Work is going extremely well for us both. He got a promotion and a raise, I got moved into a new department and I am learning how to professionally frame art. It's not very glamorous but it's putting money in my pocket and I've met so many amazing artists at this point, that I feel more than blessed.
I went to church a long time ago (I have mentioned this before) and on one particular occasion, while I was at church basically minding my own business, a woman who had long, curly, out-of-control black hair grabbed me and held onto me very tightly and began whispering a kind of prophecy in my ear.

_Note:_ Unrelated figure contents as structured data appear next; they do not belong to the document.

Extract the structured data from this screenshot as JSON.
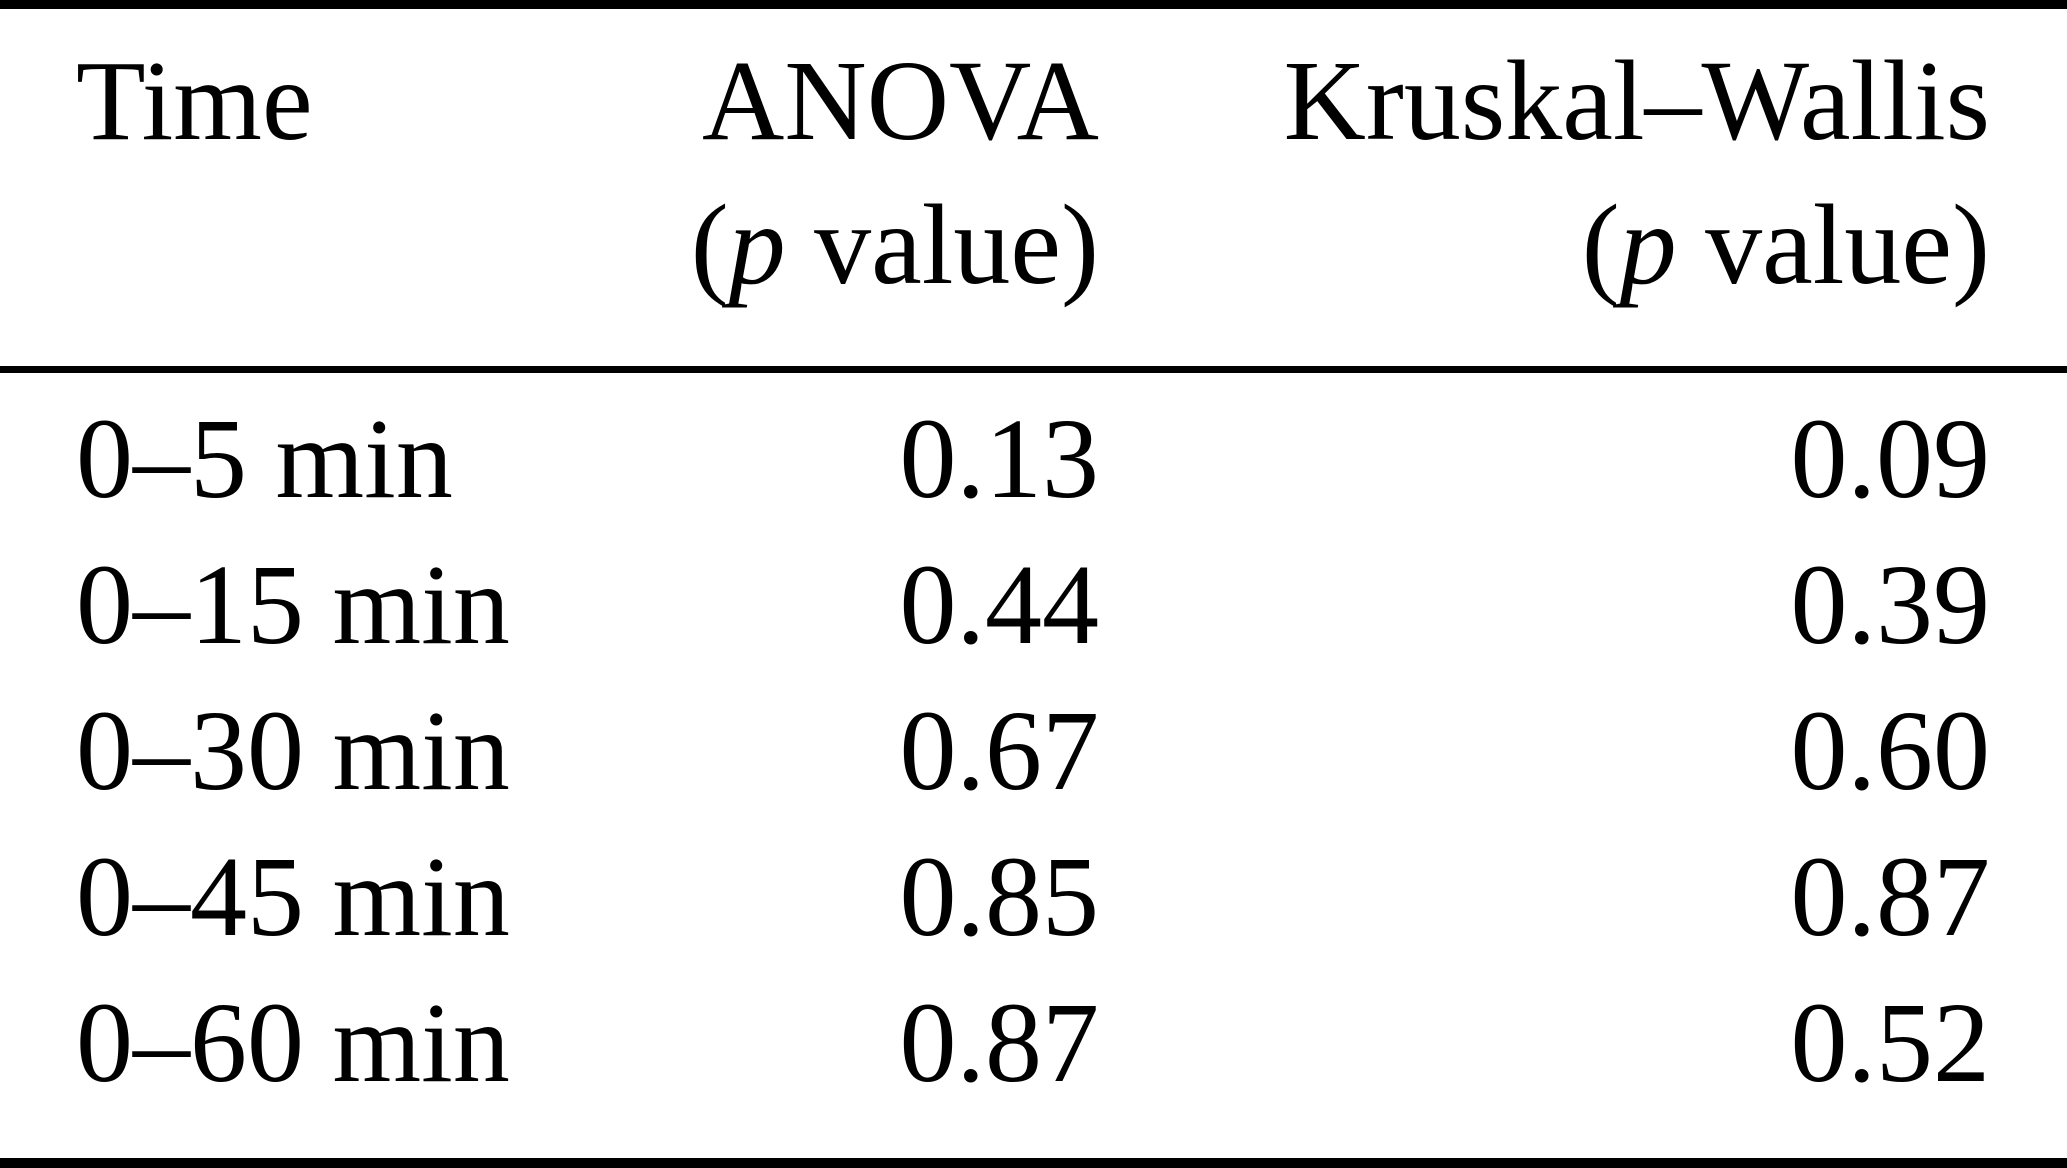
{
  "figure": {
    "type": "table",
    "colors": {
      "text": "#000000",
      "background": "#ffffff",
      "rule": "#000000"
    },
    "columns": [
      {
        "id": "time",
        "line1": "Time",
        "line2_open": "",
        "line2_p": "",
        "line2_rest": ""
      },
      {
        "id": "anova",
        "line1": "ANOVA",
        "line2_open": "(",
        "line2_p": "p",
        "line2_rest": " value)"
      },
      {
        "id": "kruskal_wallis",
        "line1": "Kruskal–Wallis",
        "line2_open": "(",
        "line2_p": "p",
        "line2_rest": " value)"
      }
    ],
    "rows": [
      {
        "time": "0–5 min",
        "anova": "0.13",
        "kruskal_wallis": "0.09"
      },
      {
        "time": "0–15 min",
        "anova": "0.44",
        "kruskal_wallis": "0.39"
      },
      {
        "time": "0–30 min",
        "anova": "0.67",
        "kruskal_wallis": "0.60"
      },
      {
        "time": "0–45 min",
        "anova": "0.85",
        "kruskal_wallis": "0.87"
      },
      {
        "time": "0–60 min",
        "anova": "0.87",
        "kruskal_wallis": "0.52"
      }
    ]
  }
}
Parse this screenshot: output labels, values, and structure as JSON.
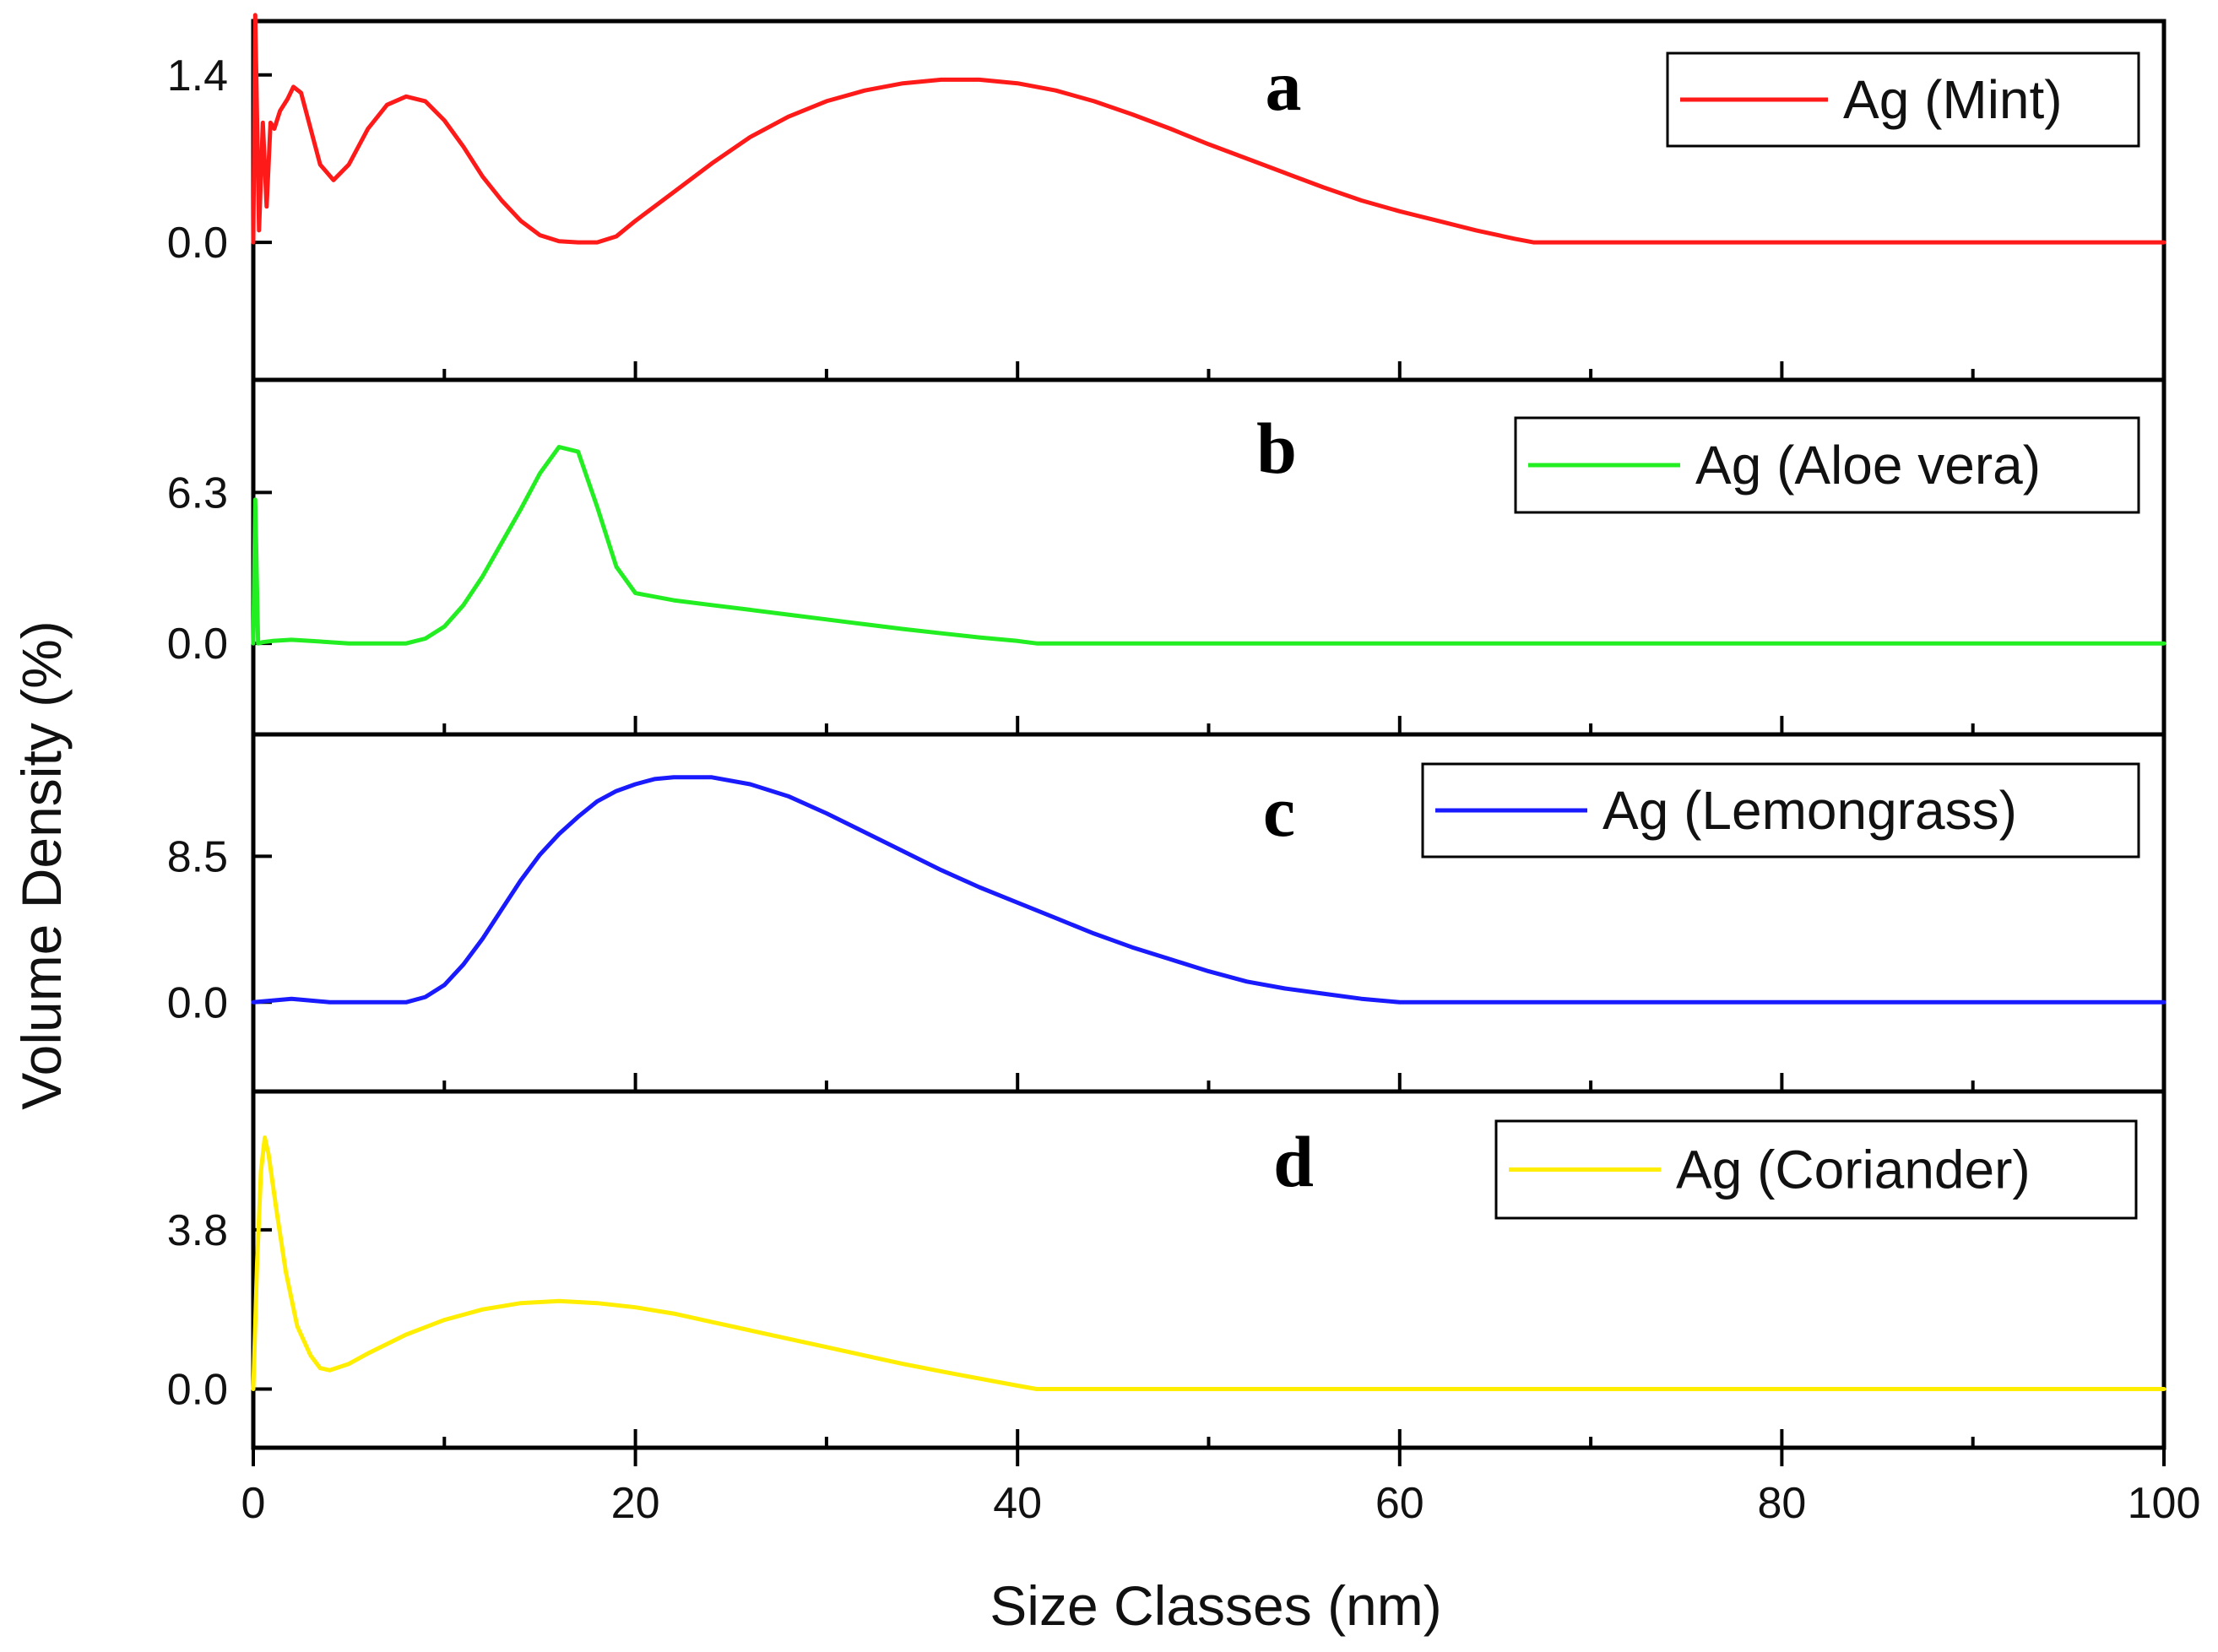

She said many many things, but one thing she said that I have clung to like oxygen since that night was that I was meant to have joy in my life. More joy than I have ever known. This was a significant thing to hear at the time. I was 19 years old when this happened and joy was not even on the radar for me, let alone within my postal-code, so I wondered at this. My mother always taught me to just wait when someone speaks a prophetic word. You have to wait and see if it comes to pass. If it does, then their gift was real. If not, then forget it and them. Well, I waited. I waited a long long time. I wondered if I would ever feel the kind of joy she mentioned. It seemed like I would not. Yet, as I get older, even through crushing events like the death of my sister, and all that grief that has washed over me again and again, a strand of joy has found me. It's saved me. A little here. A little there. I've clung to this thread. I've climbed it. I've just held on. And I feel joy. I feel joy to know my body and my cycle has lined up with the (arguably) most interesting and beautiful event of the year. These celestial and planetary alignments will not occur again for a very long time, but here I am. It's significant and magnificent. And my entire body is feeling the entire thing. I feel very much alive to it all. This makes me feel a thing that could only be described as joy. Pure joy. Prophecy confirmed, I do declare.
What else can I say except that I am glad I have this platform and these words that eat up time and help me relax so that it doesn't seem so long that I have to wait for Ian to get home from work. This is a good thing. And with that, I ask you to formulate some kind of conclusion to this blog post that suits you best and let me wish you a very fond goodnight.